No início da década de 1970, quando o país se encontrava sob o Regime Militar e a Cidade recém perdia a sua autonomia política, uma vez considerada  Área de Segurança Nacional, abrigando o maior Polo Industrial da América Latina, acontecia, precisamente, a 4 de abril de 1970, o ensaio inaugural da Banda Musical Afonso Schmidt, grupo que deu origem à Banda Musical de Cubatão, instituída pela Lei Municipal n. 1.102, de 20 de setembro de 1977, que viria, mais tarde, se transformar na atual (hoje paralisada) Banda Sinfônica de Cubatão, numa iniciativa do jovem maestro cubatense Roberto Farias, que na época contava com 15 anos de idade.

 

De apoio oficial, somente o instrumental cedido pelo Poder Público Municipal, esse adquirido com objetivo da criação de uma banda municipal, projeto que não se concretizou.
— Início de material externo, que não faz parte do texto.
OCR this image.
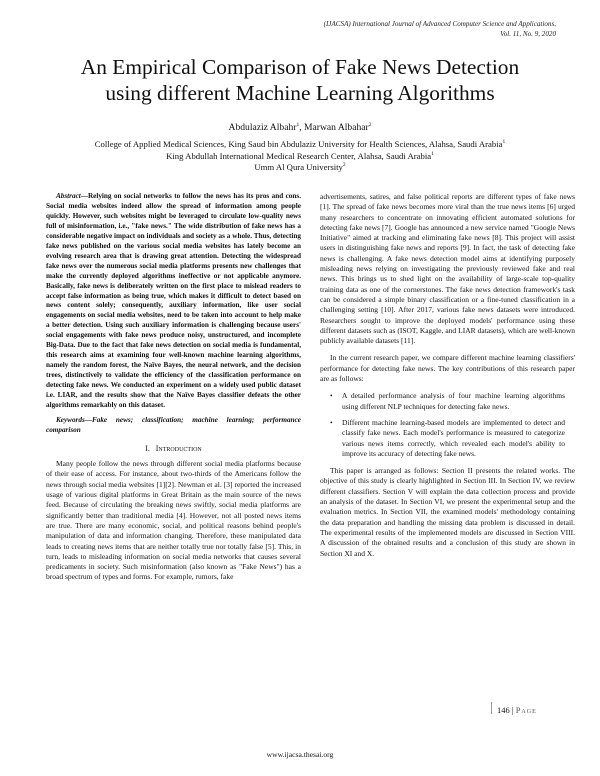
(IJACSA) International Journal of Advanced Computer Science and Applications,
Vol. 11, No. 9, 2020
An Empirical Comparison of Fake News Detection
using different Machine Learning Algorithms
Abdulaziz Albahr$^1$, Marwan Albahar$^2$
College of Applied Medical Sciences, King Saud bin Abdulaziz University for Health Sciences, Alahsa, Saudi Arabia$^1$
King Abdullah International Medical Research Center, Alahsa, Saudi Arabia$^1$
Umm Al Qura University$^2$

Abstract—Relying on social networks to follow the news has its pros and cons. Social media websites indeed allow the spread of information among people quickly. However, such websites might be leveraged to circulate low-quality news full of misinformation, i.e., "fake news." The wide distribution of fake news has a considerable negative impact on individuals and society as a whole. Thus, detecting fake news published on the various social media websites has lately become an evolving research area that is drawing great attention. Detecting the widespread fake news over the numerous social media platforms presents new challenges that make the currently deployed algorithms ineffective or not applicable anymore. Basically, fake news is deliberately written on the first place to mislead readers to accept false information as being true, which makes it difficult to detect based on news content solely; consequently, auxiliary information, like user social engagements on social media websites, need to be taken into account to help make a better detection. Using such auxiliary information is challenging because users' social engagements with fake news produce noisy, unstructured, and incomplete Big-Data. Due to the fact that fake news detection on social media is fundamental, this research aims at examining four well-known machine learning algorithms, namely the random forest, the Naïve Bayes, the neural network, and the decision trees, distinctively to validate the efficiency of the classification performance on detecting fake news. We conducted an experiment on a widely used public dataset i.e. LIAR, and the results show that the Naïve Bayes classifier defeats the other algorithms remarkably on this dataset.

Keywords—Fake news; classification; machine learning; performance comparison

I. Introduction

Many people follow the news through different social media platforms because of their ease of access. For instance, about two-thirds of the Americans follow the news through social media websites [1][2]. Newman et al. [3] reported the increased usage of various digital platforms in Great Britain as the main source of the news feed. Because of circulating the breaking news swiftly, social media platforms are significantly better than traditional media [4]. However, not all posted news items are true. There are many economic, social, and political reasons behind people's manipulation of data and information changing. Therefore, these manipulated data leads to creating news items that are neither totally true nor totally false [5]. This, in turn, leads to misleading information on social media networks that causes several predicaments in society. Such misinformation (also known as "Fake News") has a broad spectrum of types and forms. For example, rumors, fake

advertisements, satires, and false political reports are different types of fake news [1]. The spread of fake news becomes more viral than the true news items [6] urged many researchers to concentrate on innovating efficient automated solutions for detecting fake news [7]. Google has announced a new service named "Google News Initiative" aimed at tracking and eliminating fake news [8]. This project will assist users in distinguishing fake news and reports [9]. In fact, the task of detecting fake news is challenging. A fake news detection model aims at identifying purposely misleading news relying on investigating the previously reviewed fake and real news. This brings us to shed light on the availability of large-scale top-quality training data as one of the cornerstones. The fake news detection framework's task can be considered a simple binary classification or a fine-tuned classification in a challenging setting [10]. After 2017, various fake news datasets were introduced. Researchers sought to improve the deployed models' performance using these different datasets such as (ISOT, Kaggle, and LIAR datasets), which are well-known publicly available datasets [11].

In the current research paper, we compare different machine learning classifiers' performance for detecting fake news. The key contributions of this research paper are as follows:

• A detailed performance analysis of four machine learning algorithms using different NLP techniques for detecting fake news.
• Different machine learning-based models are implemented to detect and classify fake news. Each model's performance is measured to categorize various news items correctly, which revealed each model's ability to improve its accuracy of detecting fake news.

This paper is arranged as follows: Section II presents the related works. The objective of this study is clearly highlighted in Section III. In Section IV, we review different classifiers. Section V will explain the data collection process and provide an analysis of the dataset. In Section VI, we present the experimental setup and the evaluation metrics. In Section VII, the examined models' methodology containing the data preparation and handling the missing data problem is discussed in detail. The experimental results of the implemented models are discussed in Section VIII. A discussion of the obtained results and a conclusion of this study are shown in Section XI and X.

146 | Page
www.ijacsa.thesai.org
Instalada nas dependências do Colégio Estadual “Afonso Schmidt”, o grupo dava os seus primeiros passos, mantendo-se com a contribuição de pais e amigos dos próprios participantes, para a aquisição de acessórios e uniformes, sendo que por vez ou outra, para participação de eventos fora do município, contava com a ajuda do Poder Público Municipal (Executivo e Legislativo) na cessão de transporte, porém em diversas ocasiões essa demanda recaia sobre os próprios integrantes, mesmo desempenhando o nobre papel de representar a Cidade.

 

Após um mês e meio de atividades, precisamente a 30 de maio de 1970, a Banda Musical “Afonso Schmidt” fez a sua primeira apresentação pública durante a Campanha “Ajudei a construir o Hospital de Cubatão”, com um repertório constituído de canções cívicas e populares, cujos arranjos foram integralmente elaborados pelo jovem maestro Roberto Farias.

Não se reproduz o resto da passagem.